Other notable Bible names of people and places here include: Magog, Assyria, Nineveh, the Philistines, the Amorites, the Jebusites and Sodom and Gomorrah.
With only 8 people surviving the flood, of course there was only one spoken language at the time. This undoubtedly made communication easy and society began to move rapidly forward. They found a great place to live “…a plain in the land of Shinar…” (v. 2) that surely met all their needs for food, water and safety. Over time, technology advanced to the point where they learned how to use bricks and mortar for building structures.
On one occasion, they decided to build a tower “…whose top is in the heavens…” in order to “…make a name for ourselves, lest we be scattered abroad over the face of the whole earth” (v. 4). This was clearly an attempt to achieve human greatness, motivated by pride and arrogance in their abilities.
The Lord came down to see what was happening and was displeased with this effort. We read that because the people were all of one language, “…now nothing that they propose to do will be withheld from them” (v. 6). So in order to slow the pace of development and to silence man’s arrogance, God confused the languages of all the people so that they did not understand one another’s speech. The result is that people did begin to spread to other locations in the world.

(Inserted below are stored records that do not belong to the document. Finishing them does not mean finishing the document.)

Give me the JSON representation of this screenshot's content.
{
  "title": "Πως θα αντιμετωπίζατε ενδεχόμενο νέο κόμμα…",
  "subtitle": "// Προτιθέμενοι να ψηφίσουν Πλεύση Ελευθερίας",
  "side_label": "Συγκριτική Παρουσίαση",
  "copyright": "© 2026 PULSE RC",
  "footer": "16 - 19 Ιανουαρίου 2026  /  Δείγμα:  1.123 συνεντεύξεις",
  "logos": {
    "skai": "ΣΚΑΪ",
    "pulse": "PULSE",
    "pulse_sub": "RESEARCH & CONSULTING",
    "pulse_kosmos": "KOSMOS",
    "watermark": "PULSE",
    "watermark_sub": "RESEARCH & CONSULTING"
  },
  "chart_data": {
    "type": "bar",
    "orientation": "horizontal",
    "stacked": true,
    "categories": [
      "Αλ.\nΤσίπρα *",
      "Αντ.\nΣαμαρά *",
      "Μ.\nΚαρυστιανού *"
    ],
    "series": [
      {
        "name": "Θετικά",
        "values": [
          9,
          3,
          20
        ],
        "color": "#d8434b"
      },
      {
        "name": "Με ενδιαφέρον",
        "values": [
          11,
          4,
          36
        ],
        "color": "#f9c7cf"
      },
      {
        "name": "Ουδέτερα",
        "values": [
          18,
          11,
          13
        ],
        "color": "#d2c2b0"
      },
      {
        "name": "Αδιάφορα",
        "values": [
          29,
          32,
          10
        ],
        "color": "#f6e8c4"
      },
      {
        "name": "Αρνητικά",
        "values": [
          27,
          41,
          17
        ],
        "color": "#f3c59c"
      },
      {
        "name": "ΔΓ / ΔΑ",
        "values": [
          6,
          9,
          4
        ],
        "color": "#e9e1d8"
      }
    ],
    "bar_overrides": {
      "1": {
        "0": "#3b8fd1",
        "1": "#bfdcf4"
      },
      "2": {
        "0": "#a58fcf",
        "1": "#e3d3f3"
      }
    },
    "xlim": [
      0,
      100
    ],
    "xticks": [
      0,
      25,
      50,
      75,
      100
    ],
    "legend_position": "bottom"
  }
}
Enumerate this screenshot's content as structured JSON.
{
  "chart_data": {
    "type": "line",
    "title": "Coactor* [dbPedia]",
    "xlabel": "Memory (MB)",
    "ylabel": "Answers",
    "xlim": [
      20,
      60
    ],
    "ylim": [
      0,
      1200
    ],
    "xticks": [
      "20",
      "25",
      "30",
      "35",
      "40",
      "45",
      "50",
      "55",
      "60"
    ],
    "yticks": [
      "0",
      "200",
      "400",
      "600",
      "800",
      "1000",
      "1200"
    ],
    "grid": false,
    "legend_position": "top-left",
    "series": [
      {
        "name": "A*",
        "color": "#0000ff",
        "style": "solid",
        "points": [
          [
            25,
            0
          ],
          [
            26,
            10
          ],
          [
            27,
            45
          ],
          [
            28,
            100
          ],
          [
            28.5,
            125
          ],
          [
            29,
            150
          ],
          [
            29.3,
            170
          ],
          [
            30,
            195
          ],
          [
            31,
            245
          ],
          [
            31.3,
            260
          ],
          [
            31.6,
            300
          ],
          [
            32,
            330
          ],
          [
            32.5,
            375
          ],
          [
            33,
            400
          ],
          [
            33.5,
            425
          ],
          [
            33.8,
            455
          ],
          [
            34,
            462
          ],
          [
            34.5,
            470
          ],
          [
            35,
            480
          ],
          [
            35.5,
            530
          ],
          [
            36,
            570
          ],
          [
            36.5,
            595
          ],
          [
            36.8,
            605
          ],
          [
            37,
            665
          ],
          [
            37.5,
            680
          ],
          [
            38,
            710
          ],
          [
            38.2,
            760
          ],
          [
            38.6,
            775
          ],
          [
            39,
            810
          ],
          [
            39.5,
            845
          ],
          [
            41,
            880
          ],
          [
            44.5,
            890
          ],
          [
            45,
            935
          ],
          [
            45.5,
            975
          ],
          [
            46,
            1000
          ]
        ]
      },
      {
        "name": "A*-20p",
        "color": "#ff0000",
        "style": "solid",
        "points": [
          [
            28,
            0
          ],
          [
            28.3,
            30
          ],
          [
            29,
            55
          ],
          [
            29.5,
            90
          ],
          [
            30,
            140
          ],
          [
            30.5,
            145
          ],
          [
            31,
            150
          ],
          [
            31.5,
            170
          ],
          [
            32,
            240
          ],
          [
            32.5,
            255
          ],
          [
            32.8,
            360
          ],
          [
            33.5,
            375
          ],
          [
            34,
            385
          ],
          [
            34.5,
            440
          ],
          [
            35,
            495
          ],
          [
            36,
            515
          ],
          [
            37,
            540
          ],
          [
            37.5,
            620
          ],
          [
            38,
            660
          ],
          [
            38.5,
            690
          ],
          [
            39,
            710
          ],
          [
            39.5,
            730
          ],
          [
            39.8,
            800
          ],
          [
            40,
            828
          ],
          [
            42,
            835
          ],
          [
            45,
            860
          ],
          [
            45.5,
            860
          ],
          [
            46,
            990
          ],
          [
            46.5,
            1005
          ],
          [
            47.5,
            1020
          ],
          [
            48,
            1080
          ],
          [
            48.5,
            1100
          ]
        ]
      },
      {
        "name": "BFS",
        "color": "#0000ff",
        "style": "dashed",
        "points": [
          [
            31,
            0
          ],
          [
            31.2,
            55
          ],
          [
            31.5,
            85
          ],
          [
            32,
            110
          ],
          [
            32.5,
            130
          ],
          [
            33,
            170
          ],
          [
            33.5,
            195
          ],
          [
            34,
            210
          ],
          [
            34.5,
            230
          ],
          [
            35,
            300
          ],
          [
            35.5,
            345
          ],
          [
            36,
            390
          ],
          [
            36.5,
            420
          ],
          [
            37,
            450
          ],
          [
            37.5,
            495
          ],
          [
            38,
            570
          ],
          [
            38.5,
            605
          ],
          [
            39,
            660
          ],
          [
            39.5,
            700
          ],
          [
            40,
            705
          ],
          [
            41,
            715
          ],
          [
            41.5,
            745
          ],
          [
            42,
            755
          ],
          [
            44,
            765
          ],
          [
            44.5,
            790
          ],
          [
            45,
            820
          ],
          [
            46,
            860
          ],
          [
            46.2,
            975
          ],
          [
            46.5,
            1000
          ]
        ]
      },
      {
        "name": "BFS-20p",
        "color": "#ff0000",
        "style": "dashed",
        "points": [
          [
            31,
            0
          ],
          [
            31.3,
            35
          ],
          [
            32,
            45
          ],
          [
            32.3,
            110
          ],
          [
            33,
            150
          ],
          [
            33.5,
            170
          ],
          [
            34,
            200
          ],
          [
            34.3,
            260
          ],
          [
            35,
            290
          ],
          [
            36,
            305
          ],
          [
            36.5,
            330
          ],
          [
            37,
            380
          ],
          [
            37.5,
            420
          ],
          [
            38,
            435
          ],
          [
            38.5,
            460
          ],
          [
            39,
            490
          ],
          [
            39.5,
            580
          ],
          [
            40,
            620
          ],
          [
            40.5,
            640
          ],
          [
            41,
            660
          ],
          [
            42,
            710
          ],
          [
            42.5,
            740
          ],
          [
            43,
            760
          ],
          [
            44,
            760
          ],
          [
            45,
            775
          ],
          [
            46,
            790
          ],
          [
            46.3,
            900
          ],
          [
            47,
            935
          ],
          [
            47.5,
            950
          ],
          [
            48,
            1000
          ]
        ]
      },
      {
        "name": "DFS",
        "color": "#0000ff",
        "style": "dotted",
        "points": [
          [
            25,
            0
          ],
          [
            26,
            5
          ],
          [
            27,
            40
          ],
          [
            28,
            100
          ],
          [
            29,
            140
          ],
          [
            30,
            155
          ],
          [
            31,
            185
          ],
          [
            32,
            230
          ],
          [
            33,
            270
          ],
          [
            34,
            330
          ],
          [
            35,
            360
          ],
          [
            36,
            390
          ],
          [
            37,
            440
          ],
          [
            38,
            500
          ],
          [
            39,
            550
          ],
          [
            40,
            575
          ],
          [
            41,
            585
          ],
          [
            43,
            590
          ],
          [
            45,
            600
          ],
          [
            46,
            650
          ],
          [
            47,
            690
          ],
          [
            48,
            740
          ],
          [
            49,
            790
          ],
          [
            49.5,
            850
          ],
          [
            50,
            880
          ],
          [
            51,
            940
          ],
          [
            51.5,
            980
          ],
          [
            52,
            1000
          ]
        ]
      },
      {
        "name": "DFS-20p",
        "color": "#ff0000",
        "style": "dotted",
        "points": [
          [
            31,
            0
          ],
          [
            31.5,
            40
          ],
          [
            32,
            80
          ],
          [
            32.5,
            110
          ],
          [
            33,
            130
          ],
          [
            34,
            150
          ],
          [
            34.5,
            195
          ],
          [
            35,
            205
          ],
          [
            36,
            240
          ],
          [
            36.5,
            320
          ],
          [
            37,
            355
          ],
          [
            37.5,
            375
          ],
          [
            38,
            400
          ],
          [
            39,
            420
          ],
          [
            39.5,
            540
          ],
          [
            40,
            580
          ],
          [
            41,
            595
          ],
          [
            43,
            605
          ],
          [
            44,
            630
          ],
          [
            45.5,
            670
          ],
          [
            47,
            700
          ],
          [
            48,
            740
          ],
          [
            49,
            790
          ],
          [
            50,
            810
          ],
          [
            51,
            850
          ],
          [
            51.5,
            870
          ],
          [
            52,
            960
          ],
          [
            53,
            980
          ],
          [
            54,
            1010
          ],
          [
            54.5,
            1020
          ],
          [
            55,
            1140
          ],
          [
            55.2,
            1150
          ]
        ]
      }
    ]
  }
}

Although it seems like a one-off incident in the Bible, what happened at Babel cannot be understated. It was at this moment that all languages, culture, values and people groups began to develop. The diversity we see in our world today, traces its roots to this incident. And once again it shows God’s sovereignty over mankind.
Chapter 11 wraps up with another genealogy, this time of Shem’s descendants. One notable point here is the decreasing length of lifespans.
The genealogy ends here with a man named Terah (who had three sons, Abram, Nahor and Haran) who leaves his homeland of Ur of the Chaldeans to resettle in Canaan. They make it as far as Haran where Terah dies after some time.
Questions to Consider: God’s promises are true and binding. They will never be broken. When he says he is going to do something, he will do it. What promises of God are you holding on to today? How have you seen God’s faithfulness in your life? How do you think Noah’s view of God changed having lived through the flood? Similarly, how have life events shaped your view of God?